PSYchology

To blurt out stupidity in society, to forget to zip up, to pour sauce on a table neighbor at a dinner party, to slip and fall during a dance … We all happened to burn with shame and feverishly think how to get out of a situation. What will help save face?

There is no person who has never found himself in this or that awkward situation. We have all been embarrassed or even burned with shame and frantically thinking how to get out of this. What will help us save face?

As you know, the need to belong to a social group is one of the basic human needs. To satisfy it, we try to constantly control our behavior, vigilantly monitoring how others react to us, what they think of us. Negative attitudes (real or perceived) damage our self-esteem. That is why we feel so painful, so acutely alienated, when we find ourselves in a stupid or awkward situation. This confirms the study of psychologist Joshua Clegg (Joshua Clegg) from John Jay College (New York).

The participants of the study were people of different ages, from students to very old people. They all talked about their experiences with awkward situations and their ways of coping with embarrassment. Then Clegg and his team summarized the results using special techniques and identified the most typical situations and types of responses.

Here are some of their findings.

Most often, we make mistakes in tense or uncertain (new to us) social situations.
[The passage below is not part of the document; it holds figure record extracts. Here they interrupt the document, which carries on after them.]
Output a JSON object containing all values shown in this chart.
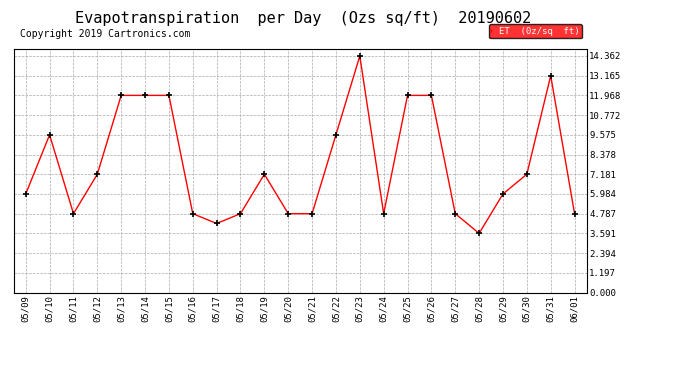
{
  "title": "Evapotranspiration  per Day  (Ozs sq/ft)  20190602",
  "copyright": "Copyright 2019 Cartronics.com",
  "legend_label": "ET  (0z/sq  ft)",
  "x_labels": [
    "05/09",
    "05/10",
    "05/11",
    "05/12",
    "05/13",
    "05/14",
    "05/15",
    "05/16",
    "05/17",
    "05/18",
    "05/19",
    "05/20",
    "05/21",
    "05/22",
    "05/23",
    "05/24",
    "05/25",
    "05/26",
    "05/27",
    "05/28",
    "05/29",
    "05/30",
    "05/31",
    "06/01"
  ],
  "y_values": [
    5.984,
    9.575,
    4.787,
    7.181,
    11.968,
    11.968,
    11.968,
    4.787,
    4.19,
    4.787,
    7.181,
    4.787,
    4.787,
    9.575,
    14.362,
    4.787,
    11.968,
    11.968,
    4.787,
    3.591,
    5.984,
    7.181,
    13.165,
    4.787
  ],
  "y_ticks": [
    0.0,
    1.197,
    2.394,
    3.591,
    4.787,
    5.984,
    7.181,
    8.378,
    9.575,
    10.772,
    11.968,
    13.165,
    14.362
  ],
  "ylim": [
    0.0,
    14.8
  ],
  "line_color": "red",
  "marker_color": "black",
  "bg_color": "#ffffff",
  "grid_color": "#aaaaaa",
  "title_fontsize": 11,
  "copyright_fontsize": 7,
  "legend_bg": "red",
  "legend_text_color": "white"
}
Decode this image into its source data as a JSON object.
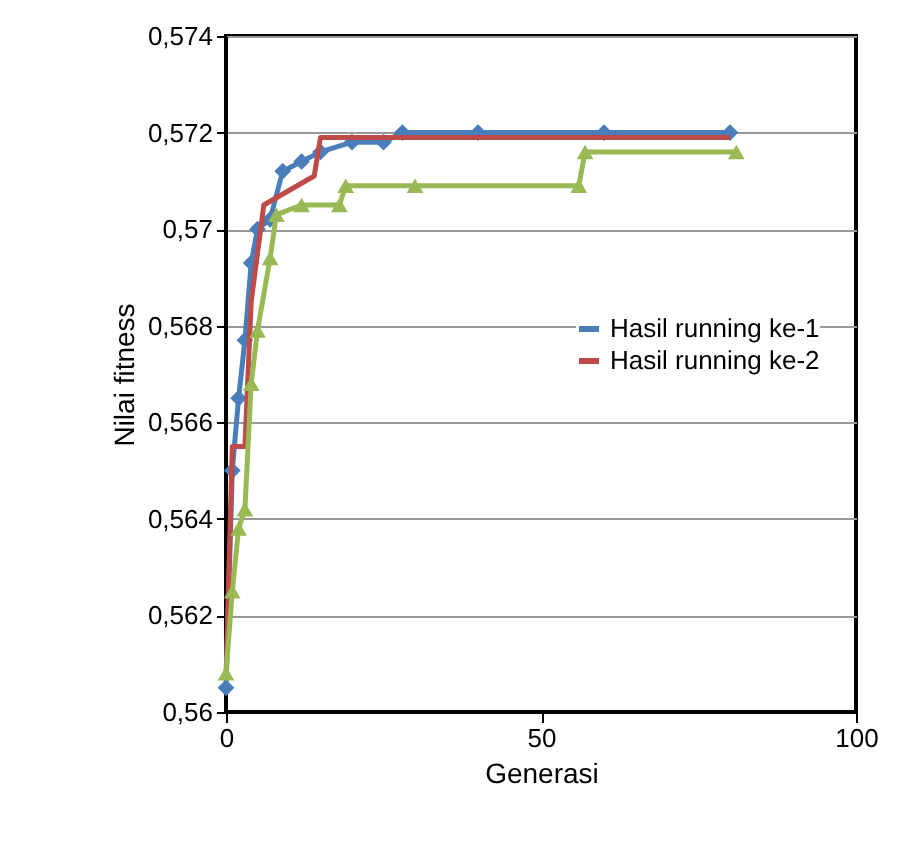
{
  "chart_data": {
    "type": "line",
    "xlabel": "Generasi",
    "ylabel": "Nilai fitness",
    "xlim": [
      0,
      100
    ],
    "xticks": [
      0,
      50,
      100
    ],
    "ylim": [
      0.56,
      0.574
    ],
    "yticks": [
      {
        "value": 0.56,
        "label": "0,56"
      },
      {
        "value": 0.562,
        "label": "0,562"
      },
      {
        "value": 0.564,
        "label": "0,564"
      },
      {
        "value": 0.566,
        "label": "0,566"
      },
      {
        "value": 0.568,
        "label": "0,568"
      },
      {
        "value": 0.57,
        "label": "0,57"
      },
      {
        "value": 0.572,
        "label": "0,572"
      },
      {
        "value": 0.574,
        "label": "0,574"
      }
    ],
    "grid": "y",
    "legend": "right",
    "series": [
      {
        "name": "Hasil running ke-1",
        "color": "#4a7ebb",
        "marker": "diamond",
        "x": [
          0,
          1,
          2,
          3,
          4,
          5,
          7,
          9,
          12,
          15,
          20,
          25,
          28,
          40,
          60,
          80
        ],
        "values": [
          0.5605,
          0.565,
          0.5665,
          0.5677,
          0.5693,
          0.57,
          0.5702,
          0.5712,
          0.5714,
          0.5716,
          0.5718,
          0.5718,
          0.572,
          0.572,
          0.572,
          0.572
        ]
      },
      {
        "name": "Hasil running ke-2",
        "color": "#be4b48",
        "marker": "none",
        "x": [
          0,
          1,
          3,
          4,
          6,
          14,
          15,
          80
        ],
        "values": [
          0.5607,
          0.5655,
          0.5655,
          0.5685,
          0.5705,
          0.5711,
          0.5719,
          0.5719
        ]
      },
      {
        "color": "#98b954",
        "marker": "triangle",
        "x": [
          0,
          1,
          2,
          3,
          4,
          5,
          7,
          8,
          12,
          18,
          19,
          30,
          56,
          57,
          81
        ],
        "values": [
          0.5608,
          0.5625,
          0.5638,
          0.5642,
          0.5668,
          0.5679,
          0.5694,
          0.5703,
          0.5705,
          0.5705,
          0.5709,
          0.5709,
          0.5709,
          0.5716,
          0.5716
        ]
      }
    ]
  }
}
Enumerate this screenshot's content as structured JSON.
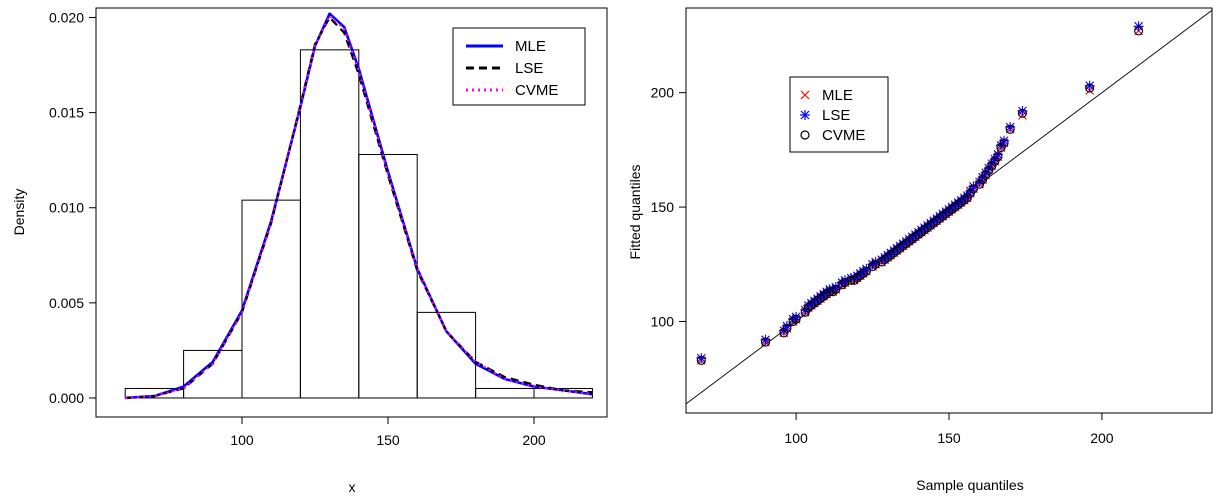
{
  "chart_data": [
    {
      "type": "bar",
      "subtype": "histogram-with-density-curves",
      "xlabel": "x",
      "ylabel": "Density",
      "xlim": [
        50,
        225
      ],
      "ylim": [
        -0.001,
        0.0205
      ],
      "x_ticks": [
        100,
        150,
        200
      ],
      "x_tick_labels": [
        "100",
        "150",
        "200"
      ],
      "y_ticks": [
        0.0,
        0.005,
        0.01,
        0.015,
        0.02
      ],
      "y_tick_labels": [
        "0.000",
        "0.005",
        "0.010",
        "0.015",
        "0.020"
      ],
      "bins": [
        {
          "x0": 60,
          "x1": 80,
          "density": 0.0005
        },
        {
          "x0": 80,
          "x1": 100,
          "density": 0.0025
        },
        {
          "x0": 100,
          "x1": 120,
          "density": 0.0104
        },
        {
          "x0": 120,
          "x1": 140,
          "density": 0.0183
        },
        {
          "x0": 140,
          "x1": 160,
          "density": 0.0128
        },
        {
          "x0": 160,
          "x1": 180,
          "density": 0.0045
        },
        {
          "x0": 180,
          "x1": 200,
          "density": 0.0005
        },
        {
          "x0": 200,
          "x1": 220,
          "density": 0.0005
        }
      ],
      "series": [
        {
          "name": "MLE",
          "color": "#0000ff",
          "style": "solid",
          "x": [
            60,
            70,
            80,
            90,
            100,
            110,
            120,
            125,
            130,
            135,
            140,
            150,
            160,
            170,
            180,
            190,
            200,
            210,
            220
          ],
          "y": [
            0.0,
            0.0001,
            0.0006,
            0.0019,
            0.0046,
            0.0093,
            0.0153,
            0.0185,
            0.0202,
            0.0195,
            0.0173,
            0.0119,
            0.0068,
            0.0035,
            0.0018,
            0.001,
            0.0006,
            0.0004,
            0.0002
          ]
        },
        {
          "name": "LSE",
          "color": "#000000",
          "style": "dashed",
          "x": [
            60,
            70,
            80,
            90,
            100,
            110,
            120,
            125,
            130,
            135,
            140,
            150,
            160,
            170,
            180,
            190,
            200,
            210,
            220
          ],
          "y": [
            0.0,
            0.0001,
            0.0005,
            0.0018,
            0.0045,
            0.0092,
            0.0154,
            0.0186,
            0.02,
            0.0192,
            0.017,
            0.0117,
            0.0067,
            0.0035,
            0.0019,
            0.0011,
            0.0007,
            0.0004,
            0.0003
          ]
        },
        {
          "name": "CVME",
          "color": "#ff00ff",
          "style": "dotted",
          "x": [
            60,
            70,
            80,
            90,
            100,
            110,
            120,
            125,
            130,
            135,
            140,
            150,
            160,
            170,
            180,
            190,
            200,
            210,
            220
          ],
          "y": [
            0.0,
            0.0001,
            0.0005,
            0.0018,
            0.0045,
            0.0092,
            0.0153,
            0.0185,
            0.0201,
            0.0194,
            0.0172,
            0.0118,
            0.0068,
            0.0035,
            0.0019,
            0.001,
            0.0006,
            0.0004,
            0.0002
          ]
        }
      ],
      "legend": {
        "position": "top-right",
        "entries": [
          "MLE",
          "LSE",
          "CVME"
        ]
      },
      "grid": false
    },
    {
      "type": "scatter",
      "subtype": "qq-plot",
      "xlabel": "Sample quantiles",
      "ylabel": "Fitted quantiles",
      "xlim": [
        64,
        236
      ],
      "ylim": [
        60,
        237
      ],
      "x_ticks": [
        100,
        150,
        200
      ],
      "x_tick_labels": [
        "100",
        "150",
        "200"
      ],
      "y_ticks": [
        100,
        150,
        200
      ],
      "y_tick_labels": [
        "100",
        "150",
        "200"
      ],
      "reference_line": "y = x",
      "x": [
        69,
        90,
        96,
        97,
        99,
        100,
        103,
        104,
        105,
        106,
        107,
        108,
        109,
        110,
        111,
        112,
        113,
        115,
        116,
        118,
        119,
        120,
        121,
        122,
        123,
        125,
        126,
        128,
        129,
        130,
        131,
        132,
        133,
        134,
        135,
        136,
        137,
        138,
        139,
        140,
        141,
        142,
        143,
        144,
        145,
        146,
        147,
        148,
        149,
        150,
        151,
        152,
        153,
        154,
        155,
        156,
        157,
        158,
        160,
        161,
        162,
        163,
        164,
        165,
        166,
        167,
        168,
        170,
        174,
        196,
        212
      ],
      "series": [
        {
          "name": "MLE",
          "color": "#ff0000",
          "marker": "x",
          "y": [
            83,
            91,
            95,
            97,
            100,
            101,
            104,
            106,
            107,
            108,
            109,
            110,
            111,
            112,
            113,
            113,
            114,
            116,
            117,
            118,
            118,
            119,
            120,
            121,
            122,
            124,
            125,
            126,
            127,
            128,
            129,
            130,
            131,
            132,
            133,
            134,
            135,
            136,
            137,
            138,
            139,
            140,
            141,
            142,
            143,
            144,
            145,
            146,
            147,
            148,
            149,
            150,
            151,
            152,
            153,
            154,
            156,
            158,
            160,
            162,
            164,
            166,
            168,
            170,
            172,
            176,
            178,
            184,
            190,
            201,
            227
          ]
        },
        {
          "name": "LSE",
          "color": "#0000ff",
          "marker": "asterisk",
          "y": [
            84,
            92,
            96,
            98,
            101,
            102,
            105,
            107,
            108,
            109,
            110,
            111,
            112,
            113,
            114,
            114,
            115,
            117,
            118,
            119,
            119,
            120,
            121,
            122,
            123,
            125,
            126,
            127,
            128,
            129,
            130,
            131,
            132,
            133,
            134,
            135,
            136,
            137,
            138,
            139,
            140,
            141,
            142,
            143,
            144,
            145,
            146,
            147,
            148,
            149,
            150,
            151,
            152,
            153,
            154,
            155,
            157,
            159,
            161,
            163,
            165,
            167,
            169,
            171,
            173,
            177,
            179,
            185,
            192,
            203,
            229
          ]
        },
        {
          "name": "CVME",
          "color": "#000000",
          "marker": "circle",
          "y": [
            83,
            91,
            95,
            97,
            100,
            101,
            104,
            106,
            107,
            108,
            109,
            110,
            111,
            112,
            113,
            113,
            114,
            116,
            117,
            118,
            118,
            119,
            120,
            121,
            122,
            124,
            125,
            126,
            127,
            128,
            129,
            130,
            131,
            132,
            133,
            134,
            135,
            136,
            137,
            138,
            139,
            140,
            141,
            142,
            143,
            144,
            145,
            146,
            147,
            148,
            149,
            150,
            151,
            152,
            153,
            154,
            156,
            158,
            160,
            162,
            164,
            166,
            168,
            170,
            172,
            176,
            178,
            184,
            191,
            202,
            227
          ]
        }
      ],
      "legend": {
        "position": "top-left",
        "entries": [
          "MLE",
          "LSE",
          "CVME"
        ]
      },
      "grid": false
    }
  ]
}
They can be unforeseen (for example, we accidentally dropped or spilled something) and expected, when we anticipate that some event is fraught with embarrassment (for example, many participants attributed meeting their partner’s parents to such events). In general, Clegg notes, the less clearly we imagine the coming event, the more we fear that we will have to go through awkward moments. For all that, if we feel happy, unpleasant predictions most often do not come true.
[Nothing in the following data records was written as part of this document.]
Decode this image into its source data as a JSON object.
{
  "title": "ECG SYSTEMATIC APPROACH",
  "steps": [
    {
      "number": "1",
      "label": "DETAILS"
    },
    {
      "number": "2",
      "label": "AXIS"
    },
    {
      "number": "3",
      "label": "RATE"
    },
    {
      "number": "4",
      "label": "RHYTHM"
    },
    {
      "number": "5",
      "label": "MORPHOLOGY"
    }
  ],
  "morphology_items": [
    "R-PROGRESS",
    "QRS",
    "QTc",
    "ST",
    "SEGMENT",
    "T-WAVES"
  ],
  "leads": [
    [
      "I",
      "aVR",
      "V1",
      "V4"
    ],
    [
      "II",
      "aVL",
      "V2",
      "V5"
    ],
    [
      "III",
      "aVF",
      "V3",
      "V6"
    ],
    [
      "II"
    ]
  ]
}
The feeling of awkwardness increases sharply if our oversight is noticed by those present and we find ourselves in the center of general attention. It seems to us that time stretches endlessly or has stopped altogether, we feel excitement and confusion, someone at such moments has a quickened heartbeat and sweaty palms. With the exception of narcissists who like to be the center of attention, everyone else at such moments painfully experiences this intense interest in their person.

The greater our confusion, the greater the chance that our attempts to extricate ourselves will be even more awkward. We can laugh unnaturally, speak too loudly, blush or stutter — in general, look rather unattractive. Meanwhile, people around us may themselves feel uncomfortable empathizing with us and imagining themselves in a similar situation. And it will seem to someone that our stupid behavior casts a shadow on them. For example, if we managed to break the owner’s favorite vase at a party, then the friend who brought us with him, it is quite possible that he will be considered equally clumsy.
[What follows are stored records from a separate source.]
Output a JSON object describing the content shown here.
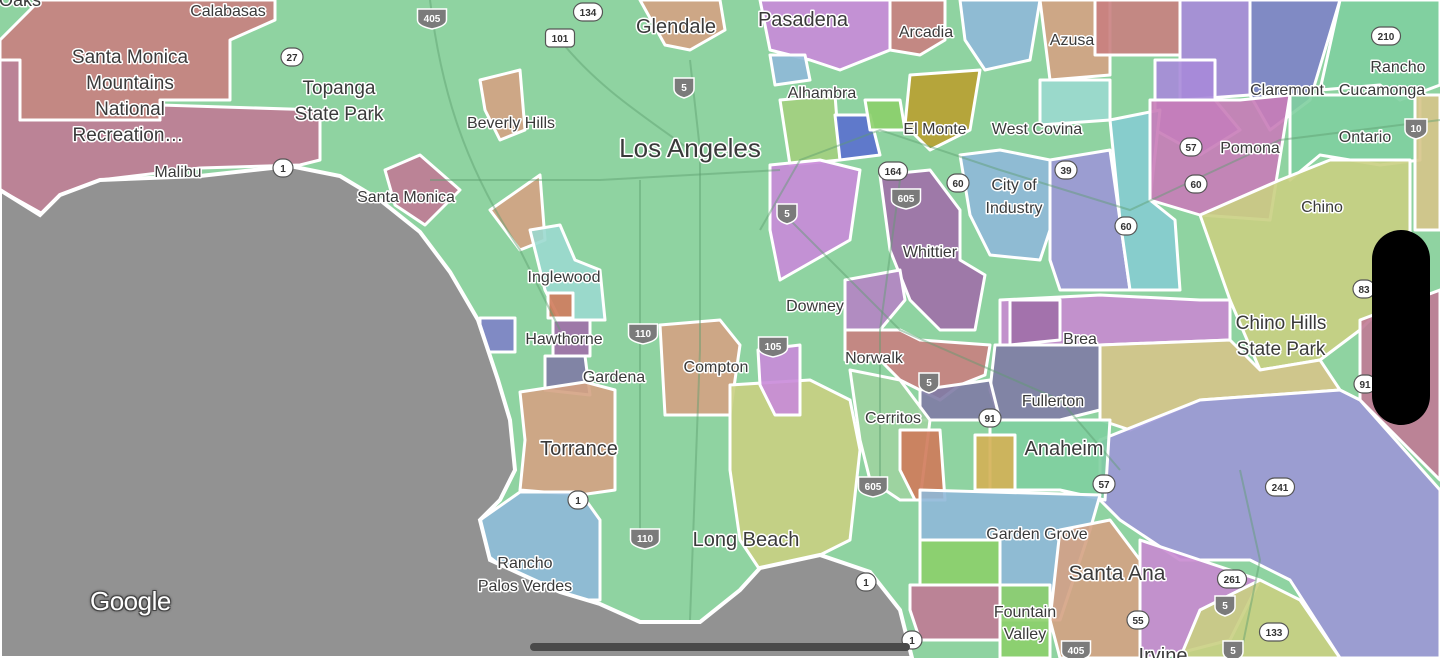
{
  "map": {
    "provider_logo": "Google",
    "colors": {
      "land": "#8fd3a1",
      "ocean": "#929292",
      "region_palette": [
        "#c07a95",
        "#c98080",
        "#d4a283",
        "#c98ad9",
        "#8fb8d8",
        "#a3cf7e",
        "#5a6fcf",
        "#9bd9cf",
        "#a78ad9",
        "#8e7ab0",
        "#c9cf82",
        "#d6c48a",
        "#7fcfa0",
        "#cf7a5a",
        "#d4b055",
        "#8ccf6a",
        "#7e82c8",
        "#a06fa8",
        "#b584c4",
        "#b79ad6",
        "#c88ad0",
        "#9c97d6",
        "#86ccd0",
        "#9fd3a0",
        "#b9a030",
        "#c87cb8",
        "#7f7ba5"
      ]
    },
    "labels": [
      "Oaks",
      "Calabasas",
      "Santa Monica",
      "Mountains",
      "National",
      "Recreation…",
      "Topanga",
      "State Park",
      "Glendale",
      "Pasadena",
      "Arcadia",
      "Azusa",
      "Claremont",
      "Rancho",
      "Cucamonga",
      "Beverly Hills",
      "Alhambra",
      "El Monte",
      "West Covina",
      "Los Angeles",
      "Malibu",
      "Santa Monica",
      "City of",
      "Industry",
      "Pomona",
      "Ontario",
      "Chino",
      "Whittier",
      "Inglewood",
      "Downey",
      "Chino Hills",
      "State Park",
      "Hawthorne",
      "Brea",
      "Compton",
      "Norwalk",
      "Gardena",
      "Fullerton",
      "Cerritos",
      "Torrance",
      "Anaheim",
      "Garden Grove",
      "Long Beach",
      "Rancho",
      "Palos Verdes",
      "Santa Ana",
      "Fountain",
      "Valley",
      "Irvine"
    ],
    "shields": [
      {
        "route": "405",
        "type": "interstate"
      },
      {
        "route": "5",
        "type": "interstate"
      },
      {
        "route": "5",
        "type": "interstate"
      },
      {
        "route": "110",
        "type": "interstate"
      },
      {
        "route": "105",
        "type": "interstate"
      },
      {
        "route": "605",
        "type": "interstate"
      },
      {
        "route": "605",
        "type": "interstate"
      },
      {
        "route": "110",
        "type": "interstate"
      },
      {
        "route": "10",
        "type": "interstate"
      },
      {
        "route": "5",
        "type": "interstate"
      },
      {
        "route": "405",
        "type": "interstate"
      },
      {
        "route": "5",
        "type": "interstate"
      },
      {
        "route": "5",
        "type": "interstate"
      },
      {
        "route": "101",
        "type": "us"
      },
      {
        "route": "134",
        "type": "state"
      },
      {
        "route": "27",
        "type": "state"
      },
      {
        "route": "1",
        "type": "state"
      },
      {
        "route": "1",
        "type": "state"
      },
      {
        "route": "1",
        "type": "state"
      },
      {
        "route": "1",
        "type": "state"
      },
      {
        "route": "164",
        "type": "state"
      },
      {
        "route": "60",
        "type": "state"
      },
      {
        "route": "39",
        "type": "state"
      },
      {
        "route": "60",
        "type": "state"
      },
      {
        "route": "57",
        "type": "state"
      },
      {
        "route": "60",
        "type": "state"
      },
      {
        "route": "210",
        "type": "state"
      },
      {
        "route": "83",
        "type": "state"
      },
      {
        "route": "91",
        "type": "state"
      },
      {
        "route": "91",
        "type": "state"
      },
      {
        "route": "57",
        "type": "state"
      },
      {
        "route": "241",
        "type": "state"
      },
      {
        "route": "261",
        "type": "state"
      },
      {
        "route": "55",
        "type": "state"
      },
      {
        "route": "133",
        "type": "state"
      }
    ]
  }
}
What happens next? There are two options for getting out of an awkward situation: avoidance (I act as if nothing happened, or I try to leave the «scene» as soon as possible) and recognition of what happened. The first option is an obvious self-deception: no matter how much we convince ourselves that nothing unpleasant happened, the incident will still remain in the memory of the witnesses. Conversely, an effective solution is to face the truth. Humor works best here, as Clegg’s research has shown. If you openly and with a smile admit your mistake or bad luck, both you and those around you will feel relief. They may even admire your courage. It doesn’t even require sophisticated wit. A simple phrase like “Looks like today is not my day!” will work great too!

Alas, nothing will help us insure against embarrassment, but we can learn to get out of awkward situations with minimal losses, so that neither our image in the eyes of others, nor our own self-esteem is damaged.


About the Expert: Susan Kraus Witburn is a psychologist.